Тятенька! Родитель мой праведный! Таперича проживаю я при городе Смоленске. Заставили меня робить при лазарете, как я отказался от винтовки.
Кажинный день, тятенька, с войны привозят в лазарет солдатов и благородиев. У которых ноги оторваны, у которых руки, а у которых внутренности повреждены пулями али снарядами. Ужасть! Чистые упокойники. Я роблю при бане лазарета. Дрова заготавливаю, топлю баню, воду грею. Провизия есть и харч добрый, но я живу воздержанием, особливо когда пост.
Таскали меня к начальнику госпиталя, при золотых погонах и сам без волосов на голове, а в один глаз вставлял стеклышко, когда меня разглядывал.
Упал я иму в ноги и возмолился, штоб пощадил мою телесность.
Высокое благородие вынул стекло из глаза и вопросил: какой я веры?
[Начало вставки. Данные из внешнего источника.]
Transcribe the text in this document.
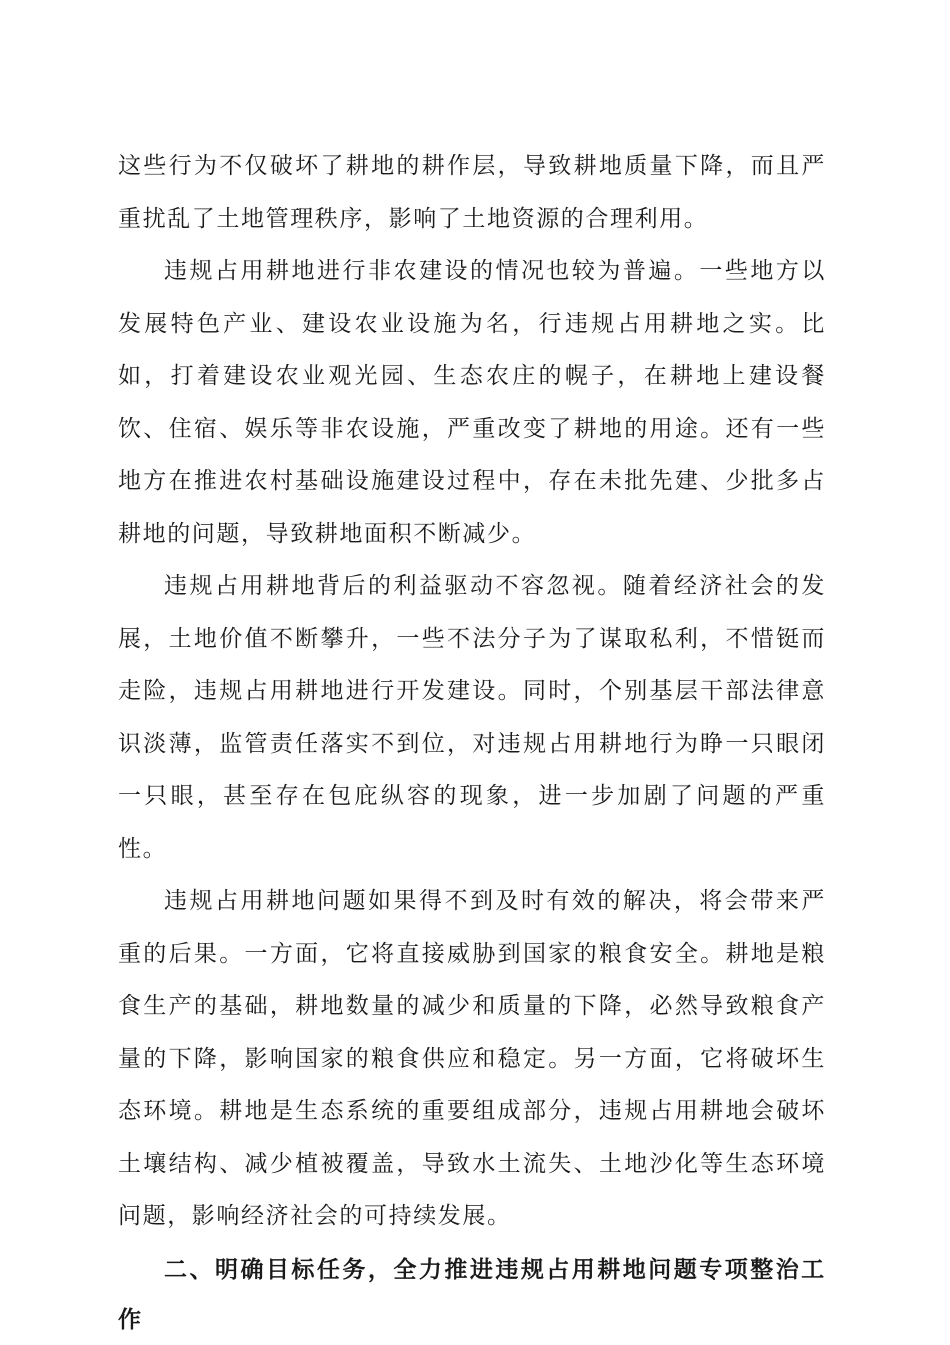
这些行为不仅破坏了耕地的耕作层，导致耕地质量下降，而且严重扰乱了土地管理秩序，影响了土地资源的合理利用。

违规占用耕地进行非农建设的情况也较为普遍。一些地方以发展特色产业、建设农业设施为名，行违规占用耕地之实。比如，打着建设农业观光园、生态农庄的幌子，在耕地上建设餐饮、住宿、娱乐等非农设施，严重改变了耕地的用途。还有一些地方在推进农村基础设施建设过程中，存在未批先建、少批多占耕地的问题，导致耕地面积不断减少。

违规占用耕地背后的利益驱动不容忽视。随着经济社会的发展，土地价值不断攀升，一些不法分子为了谋取私利，不惜铤而走险，违规占用耕地进行开发建设。同时，个别基层干部法律意识淡薄，监管责任落实不到位，对违规占用耕地行为睁一只眼闭一只眼，甚至存在包庇纵容的现象，进一步加剧了问题的严重性。

违规占用耕地问题如果得不到及时有效的解决，将会带来严重的后果。一方面，它将直接威胁到国家的粮食安全。耕地是粮食生产的基础，耕地数量的减少和质量的下降，必然导致粮食产量的下降，影响国家的粮食供应和稳定。另一方面，它将破坏生态环境。耕地是生态系统的重要组成部分，违规占用耕地会破坏土壤结构、减少植被覆盖，导致水土流失、土地沙化等生态环境问题，影响经济社会的可持续发展。

二、明确目标任务，全力推进违规占用耕地问题专项整治工作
В том кабинету, когда меня привели, сидели дохтура – мущины и женщины в белых халатах. Прописываю тебе, родитель мой, какие я ответы давал высокому благородию.
Перво-наперво спрос такой:
По какой причине я, Боровиков, отказался брать в руки винтовку и не пошел убивать поганых немцев?
Ответствую:
«Как я исповедую веру Филаретову и особливо тополевый толк, то нельзя мне брать ружье самочинно, без дозволения батюшки, родителя мово, который старую веру соблюдает».
И опять высокое благородие вопрошает:
«Какая такая вера Филаретова и такоже тополевый толк?»
Ответствую:
«Самово праведника Филарета не видывал, царствие ему небесное. От родителя свово слышал, что Филарет на свет народился опосля сотворения мира господом богом и проживал в благости в земле Поморской, возле самого Спасителя. Игде та земля – не ведаю. Должно, где рай господний, там и Поморье, говорю».